Local environmental groups track state and local politics and send alerts when action is needed, such as those around key bills, opportunities for hearings or public service commission meetings where people can share their ideas. It might seem like one voice is too small to matter, but, Valainis said in the webinar, “It’s really important. It makes a big difference.”

At the national level, Webster advises that constituents call their senators and representatives’ D.C. offices instead of the local office to connect. “Identify yourself as a constituent,” she says, and ask for the email address of the staffer working on the issue you want to discuss. Then write to the staffer and ask to set up a phone call. “You’re working to build a relationship,” Webster says. Advocates can use the first meeting to share their story about why tackling climate change matters, using a local angle when possible. Webster suggests asking for support of specific measures because a concrete and tangible “ask” is likely easier to act on than an open-ended request.

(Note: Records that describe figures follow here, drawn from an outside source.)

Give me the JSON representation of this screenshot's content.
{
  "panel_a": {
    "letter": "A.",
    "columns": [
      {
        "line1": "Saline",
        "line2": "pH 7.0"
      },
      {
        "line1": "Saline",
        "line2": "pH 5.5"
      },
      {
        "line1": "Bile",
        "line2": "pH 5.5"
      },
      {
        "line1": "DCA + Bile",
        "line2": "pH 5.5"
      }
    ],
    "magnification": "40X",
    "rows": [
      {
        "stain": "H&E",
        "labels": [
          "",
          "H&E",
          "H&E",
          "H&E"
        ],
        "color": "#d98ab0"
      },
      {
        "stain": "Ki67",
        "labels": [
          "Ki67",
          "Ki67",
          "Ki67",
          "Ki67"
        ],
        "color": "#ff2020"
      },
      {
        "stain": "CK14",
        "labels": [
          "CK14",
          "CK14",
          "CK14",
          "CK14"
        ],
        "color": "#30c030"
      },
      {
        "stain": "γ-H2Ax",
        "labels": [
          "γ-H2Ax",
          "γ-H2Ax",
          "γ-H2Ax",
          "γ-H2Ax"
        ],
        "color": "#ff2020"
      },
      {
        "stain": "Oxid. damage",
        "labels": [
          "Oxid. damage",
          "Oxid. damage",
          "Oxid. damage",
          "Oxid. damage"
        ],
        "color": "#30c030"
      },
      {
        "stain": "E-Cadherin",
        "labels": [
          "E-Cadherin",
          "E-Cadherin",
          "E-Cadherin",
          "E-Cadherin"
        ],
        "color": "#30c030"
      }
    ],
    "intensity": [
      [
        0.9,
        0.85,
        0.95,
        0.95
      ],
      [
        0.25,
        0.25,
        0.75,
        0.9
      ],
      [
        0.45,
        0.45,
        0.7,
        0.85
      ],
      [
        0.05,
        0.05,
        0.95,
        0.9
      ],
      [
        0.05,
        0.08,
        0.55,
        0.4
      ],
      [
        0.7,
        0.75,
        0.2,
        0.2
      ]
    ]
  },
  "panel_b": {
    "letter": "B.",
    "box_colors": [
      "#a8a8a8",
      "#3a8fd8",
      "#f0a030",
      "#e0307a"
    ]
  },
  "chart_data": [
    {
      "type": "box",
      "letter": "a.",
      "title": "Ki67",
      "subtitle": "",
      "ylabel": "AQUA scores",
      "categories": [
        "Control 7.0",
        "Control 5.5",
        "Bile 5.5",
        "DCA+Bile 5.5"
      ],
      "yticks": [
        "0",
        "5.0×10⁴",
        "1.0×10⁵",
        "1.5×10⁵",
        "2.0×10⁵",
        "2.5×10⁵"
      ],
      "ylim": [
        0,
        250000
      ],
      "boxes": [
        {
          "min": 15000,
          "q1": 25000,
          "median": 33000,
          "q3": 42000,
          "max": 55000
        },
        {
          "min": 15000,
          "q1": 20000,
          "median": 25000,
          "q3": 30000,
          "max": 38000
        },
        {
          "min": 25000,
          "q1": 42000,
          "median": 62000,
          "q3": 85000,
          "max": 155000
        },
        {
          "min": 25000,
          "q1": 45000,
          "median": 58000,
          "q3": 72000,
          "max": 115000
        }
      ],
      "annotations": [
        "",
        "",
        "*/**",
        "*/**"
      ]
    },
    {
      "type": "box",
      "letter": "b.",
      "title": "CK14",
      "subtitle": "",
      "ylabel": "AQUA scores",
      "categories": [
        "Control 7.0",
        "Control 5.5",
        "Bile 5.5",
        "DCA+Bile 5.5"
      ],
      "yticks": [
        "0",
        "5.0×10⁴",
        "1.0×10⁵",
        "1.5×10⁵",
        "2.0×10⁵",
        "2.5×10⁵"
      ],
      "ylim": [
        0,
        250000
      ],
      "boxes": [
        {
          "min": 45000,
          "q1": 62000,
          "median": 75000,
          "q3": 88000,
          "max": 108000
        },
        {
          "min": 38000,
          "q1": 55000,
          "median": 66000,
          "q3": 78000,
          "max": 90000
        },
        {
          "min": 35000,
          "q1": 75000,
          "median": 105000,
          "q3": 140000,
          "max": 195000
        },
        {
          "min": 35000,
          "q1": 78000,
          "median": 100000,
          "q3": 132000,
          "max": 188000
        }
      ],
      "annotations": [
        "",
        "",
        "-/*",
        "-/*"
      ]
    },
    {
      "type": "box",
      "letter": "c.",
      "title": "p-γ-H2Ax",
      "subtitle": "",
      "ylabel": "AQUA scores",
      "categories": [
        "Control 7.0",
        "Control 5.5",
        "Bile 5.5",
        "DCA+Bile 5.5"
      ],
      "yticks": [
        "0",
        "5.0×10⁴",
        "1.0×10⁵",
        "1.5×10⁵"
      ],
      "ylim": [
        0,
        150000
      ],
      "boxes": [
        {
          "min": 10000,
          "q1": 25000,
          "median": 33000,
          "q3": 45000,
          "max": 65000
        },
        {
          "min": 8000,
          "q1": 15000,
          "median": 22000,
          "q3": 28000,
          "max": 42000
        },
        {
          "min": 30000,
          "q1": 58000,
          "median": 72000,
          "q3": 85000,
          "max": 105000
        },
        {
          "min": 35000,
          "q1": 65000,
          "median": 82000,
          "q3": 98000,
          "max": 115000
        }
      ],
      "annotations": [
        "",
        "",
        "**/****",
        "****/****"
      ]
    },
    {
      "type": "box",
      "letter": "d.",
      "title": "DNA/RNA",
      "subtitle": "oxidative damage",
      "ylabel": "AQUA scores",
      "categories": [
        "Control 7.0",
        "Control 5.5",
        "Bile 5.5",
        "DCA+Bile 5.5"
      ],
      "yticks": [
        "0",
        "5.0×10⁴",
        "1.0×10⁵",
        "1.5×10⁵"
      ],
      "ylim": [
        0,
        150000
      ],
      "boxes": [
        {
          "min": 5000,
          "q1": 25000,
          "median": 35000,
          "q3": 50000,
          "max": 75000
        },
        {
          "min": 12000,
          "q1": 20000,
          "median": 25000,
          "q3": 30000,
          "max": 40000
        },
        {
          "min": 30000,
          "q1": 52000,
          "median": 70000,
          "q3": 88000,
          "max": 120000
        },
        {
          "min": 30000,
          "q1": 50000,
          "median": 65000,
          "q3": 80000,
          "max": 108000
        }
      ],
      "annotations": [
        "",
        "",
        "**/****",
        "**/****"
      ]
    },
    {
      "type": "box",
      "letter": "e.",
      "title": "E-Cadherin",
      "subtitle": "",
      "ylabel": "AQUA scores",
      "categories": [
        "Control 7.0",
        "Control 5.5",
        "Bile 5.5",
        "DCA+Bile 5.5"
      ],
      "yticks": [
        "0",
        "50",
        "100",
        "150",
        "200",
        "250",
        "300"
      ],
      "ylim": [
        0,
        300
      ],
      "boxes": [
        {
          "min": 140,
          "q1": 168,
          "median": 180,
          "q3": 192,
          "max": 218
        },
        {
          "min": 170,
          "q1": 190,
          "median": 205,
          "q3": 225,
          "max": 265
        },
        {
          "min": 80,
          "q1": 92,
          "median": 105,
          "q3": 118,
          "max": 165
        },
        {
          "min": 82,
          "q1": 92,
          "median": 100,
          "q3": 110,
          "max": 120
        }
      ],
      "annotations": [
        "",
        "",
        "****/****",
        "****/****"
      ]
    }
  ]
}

AGU offers advice about how to effectively talk to policymakers.

6. Hit the campaign trail

Voting for candidates who will aggressively pursue climate policy is one way to bring about change, but involvement can go further than that. Campaigns all around the country look for people to help with phone and text banking, organizing, and getting out the vote. “If you don’t help, who will,” writes Larry Walker, an educational consultant who works with historically Black colleges and universities, in an article detailing the benefits of campaign volunteering. Interested individuals can find their local campaign office or join national groups like the Environmental Voter Project.

Individuals often feel powerless in the face of devastating environmental news. But no one is powerless, and no one is alone. There are dozens of avenues for engagement. Many can be pursued from home. And every action puts a dent in the problem.